Dizem dele que foi construído em Rostock, na Alemanha, em 1880 e então batizado como ‘Newa’. Tinha 49 metros de comprimento e uma tripulação de 63 elementos e deslocava 467 toneladas brutas, quando na véspera da declaração de guerra entre o governo português e as potências do Eixo Central, em 1916, foi uma das 35 embarcações refugiadas em Lisboa. Durante a Grande Guerra, o barco integrou várias missões bélicas, como o reboque da barca Portugal, do Porto até Bordéus – onde consta que disparou contra um submarino alemão – mas depois do conflito efetuou muitas missões de salvamento: precisamente no local onde pereceu em serviço, levando ao fundo o barco que tentava resgatar das águas, mas antes disso salvou muitos outros navios da má sorte. A sua história amarelecia nos jornais da época quando – e sem que nada o fizesse prever – foi encontrado em 2015, à entrada da barra de Lisboa, junto ao Bugio, o mesmo local onde naufragara oitenta anos antes quando tentava salvar um batelão que havia encalhado e perfurado o casco.
"Quando foi encontrado estava completo, dava para andar dentro dele", conta Jorge Freitas, que no verão de 2015 integrava a campanha M@rbis, de mapeamento da biodiversidade marinha portuguesa, que descobriu por acaso os primeiros destroços do ‘Patrão Lopes’.
Histórias passadas
Mas nem só na barra do Tejo se escondem passados naufragados: "Claro que toda esta entrada na barra do Tejo, a partir do Cabo da Roca, o litoral de Cascais, Almada e Oeiras são riquíssimos do ponto de vista arqueológico e histórico, mas podemos também ir mais para sul, para o Algarve. Toda a zona de Sagres, Lagos também bastante rica, a norte também temos o caso de Esposende, onde após uma tempestade deu à costa um conjunto significativo de elementos culturais, vestígios de uma embarcação do século XVII. São zonas que têm muita navegação e, também , do ponto de vista geográfico, características que levam ao acidente marítimo", explica Jorge Freire, acrescentando que na época contemporânea (período desde a Revolução Francesa até aos dias de hoje) foram registados dois mil navios naufragados", daí o vasto património arqueológico residente no Portugal subaquático.
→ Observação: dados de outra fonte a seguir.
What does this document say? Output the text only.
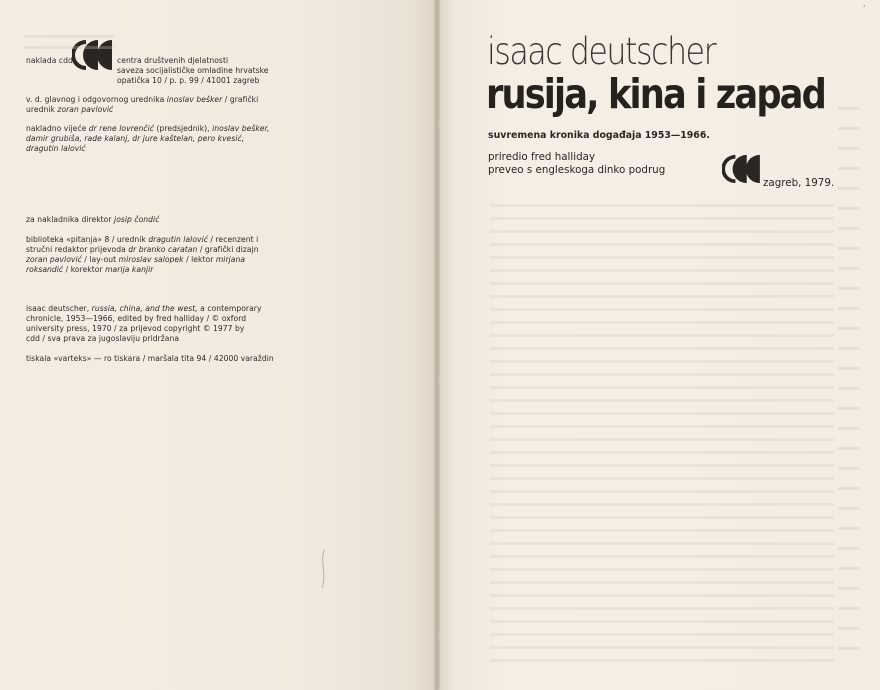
naklada cdd	centra društvenih djelatnosti
saveza socijalističke omladine hrvatske
opatička 10 / p. p. 99 / 41001 zagreb
v. d. glavnog i odgovornog urednika inoslav bešker / grafički
urednik zoran pavlović
nakladno vijeće dr rene lovrenčić (predsjednik), inoslav bešker,
damir grubiša, rade kalanj, dr jure kaštelan, pero kvesić,
dragutin lalović
za nakladnika direktor josip čondić
biblioteka «pitanja» 8 / urednik dragutin lalović / recenzent i
stručni redaktor prijevoda dr branko caratan / grafički dizajn
zoran pavlović / lay-out miroslav salopek / lektor mirjana
roksandić / korektor marija kanjir
isaac deutscher, russia, china, and the west, a contemporary
chronicle, 1953—1966, edited by fred halliday / © oxford
university press, 1970 / za prijevod copyright © 1977 by
cdd / sva prava za jugoslaviju pridržana
tiskala «varteks» — ro tiskara / maršala tita 94 / 42000 varaždin
ˈ
isaac deutscher
rusija, kina i zapad
suvremena kronika događaja 1953—1966.
priredio fred halliday
preveo s engleskoga dinko podrug
zagreb, 1979.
"A mim, o objeto em si não me marca tanto, marca-me o local porque, geralmente, eu estou a trabalhar em zonas que são cemitérios. E marca-me o facto de estes naufrágios serem autênticas maternidades de biodiversidade. Uma zona de naufrágio tem vida, e a vida concentra-se toda ali. É belíssimo de ver", revela também o diretor da Carta Arqueológica Subaquática de Cascais. "Claro que também recolhemos objetos muito interessantes, ainda há pouco tempo na zona de Cascais recolhemos moedas em ouro cunhadas no Brasil e elas estavam como se estivessem acabadas de sair do cunho, porque nunca circularam. O mar tem esta particularidade: quando se escava consegue- –se perceber o fim daquele navio ou o fim daquelas pessoas. É como se estivéssemos no último momento daquele navio, é como uma cápsula do tempo", continua quem – e apesar de anos a procurar património no fundo do mar – se emociona mais com as histórias das pessoas que sobrevivem em terra.
"Quando estávamos a trabalhar na entrada da barra do Tejo, tive oportunidade de conhecer o Hugo Ribeiro, campeão europeu de bodyboard, que me apresentou um pescador que não queria falar em naufrágios porque tinha perdido o irmão dessa forma e, por isso, todos os dias à mesma hora ele olhava para o mar e prestava assim uma homenagem ao irmão. Por isso, mais do que o material em si, falta-nos valorizar este património imaterial, falta contactar com estas pessoas, porque elas e as suas histórias é que são a nossa identidade marítima", remata Jorge Freire.